According to data from the County Directorates summarised in the 2006 study 'Child Welfare in Romania' by the Ministry of Labour, Social Solidarity and Family, between 2000 and 2005 more than 200 houses and more than 300 apartments nationwide were transformed into family-type placement centres for children in difficulty. In the same period, 79 day care centres for disabled children and 102 general day care centres were opened. Close to 10,000 maternal assistants were hired. Fifteen shelters for street children were opened. Partly as a result of some of these programmes, child abandonment rates have dropped considerably over the last couple of years. According to ANPDC, in 2007 only 1,710 infants were abandoned in maternity centres by their parents, as compared to 5,130 such cases in 2003.

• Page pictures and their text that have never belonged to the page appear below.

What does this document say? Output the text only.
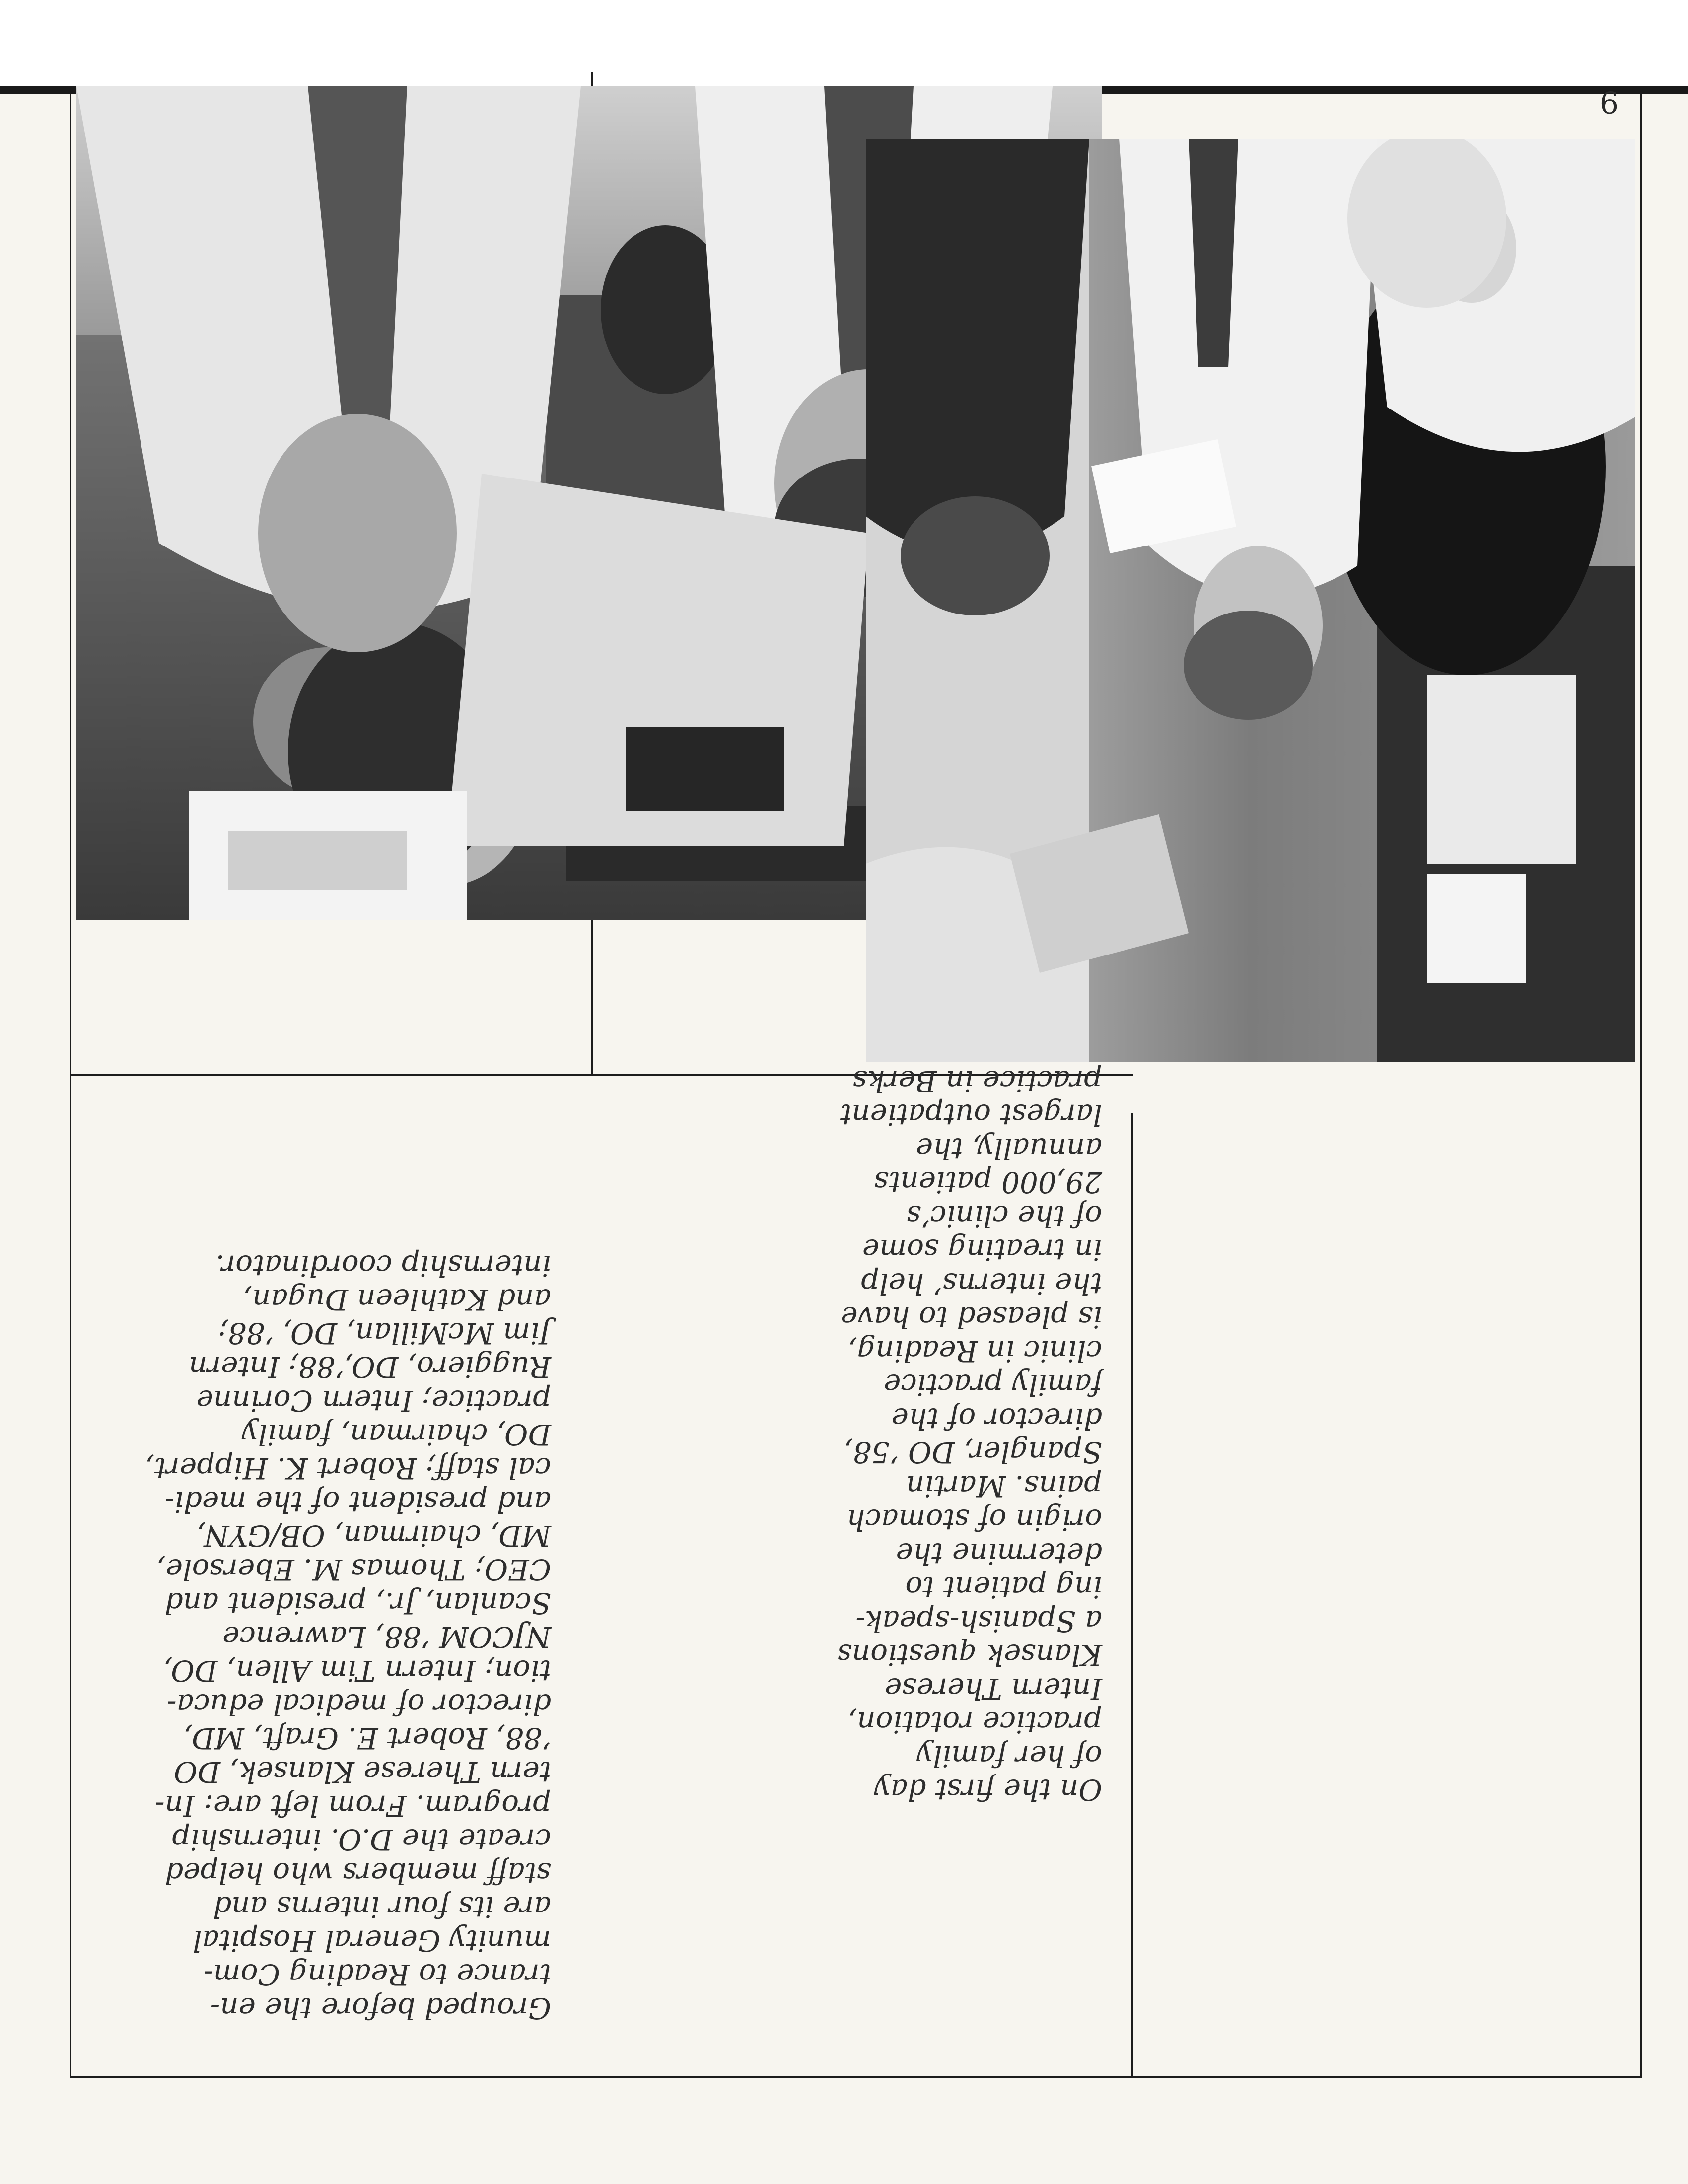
9

On the first day
of her family
practice rotation,
Intern Therese
Klansek questions
a Spanish-speak-
ing patient to
determine the
origin of stomach
pains. Martin
Spangler, DO ’58,
director of the
family practice
clinic in Reading,
is pleased to have
the interns’ help
in treating some
of the clinic’s
29,000 patients
annually, the
largest outpatient
practice in Berks

Grouped before the en-
trance to Reading Com-
munity General Hospital
are its four interns and
staff members who helped
create the D.O. internship
program. From left are: In-
tern Therese Klansek, DO
’88, Robert E. Graft, MD,
director of medical educa-
tion; Intern Tim Allen, DO,
NJCOM ’88, Lawrence
Scanlan, Jr., president and
CEO; Thomas M. Ebersole,
MD, chairman, OB/GYN,
and president of the medi-
cal staff; Robert K. Hippert,
DO, chairman, family
practice; Intern Corinne
Ruggiero, DO,’88; Intern
Jim McMillan, DO, ’88;
and Kathleen Dugan,
internship coordinator.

Mortality rates for children in state care have also decreased. According to the Sanitary Statistics Yearbook of the Romanian Ministry of Health, between 1989 and 2005, the number of deaths of children in state-run units fell by 67 percent.

At 'Domino', the 15 children are cared for by seven educators, a psychologist, a social worker and medics, apart from the administrative staff. Nationwide, 41,118 caretakers of all types look after a little more than 100,000 children.

Lack of trained staff

But still, the main problem in the childcare system is the lack of qualified personnel, says Cristina Vasiloiu, country representative for Romania with the Children's High Level Group, an international organisation working to improve welfare for vulnerable children. The group was founded in 2005 by writer JK Rowling and the British politician Emma Nicholson (formerly a rapporteur on Romania for the European Parliament, Nicholson used to be one of the fiercest critics of childcare in this country).

"There is no doubt that there has been a considerable improvement of the whole child welfare system over the last couple of years," Vasiloiu told IPS.

Among areas where a lot of work is still needed, Vasiloiu mentions helping 18-year-olds coming out of state care to find jobs and live an independent life; overcoming widespread prejudice against children with HIV, many of whom are in state care; closing down the remaining old-style residential centres; getting all children with disabilities out of residential centres and placing them in family-like structures where they can receive specialised care; and creating more day care centres for infants with disabilities, so that they need not be separated from their families in order to receive professional help.

Underlying everything, says Vasiloiu, "is the need to change our attitude towards our children with problems."

Mihaela Stefanescu, the psychologist at 'Domino', agrees. "The most difficult work is not with the children, but with the adults, because they cannot admit they make mistakes in bringing up their sons and daughters," she told IPS. "The toughest cases are those when the children have parents but we know they would be worse off returning home than staying with us."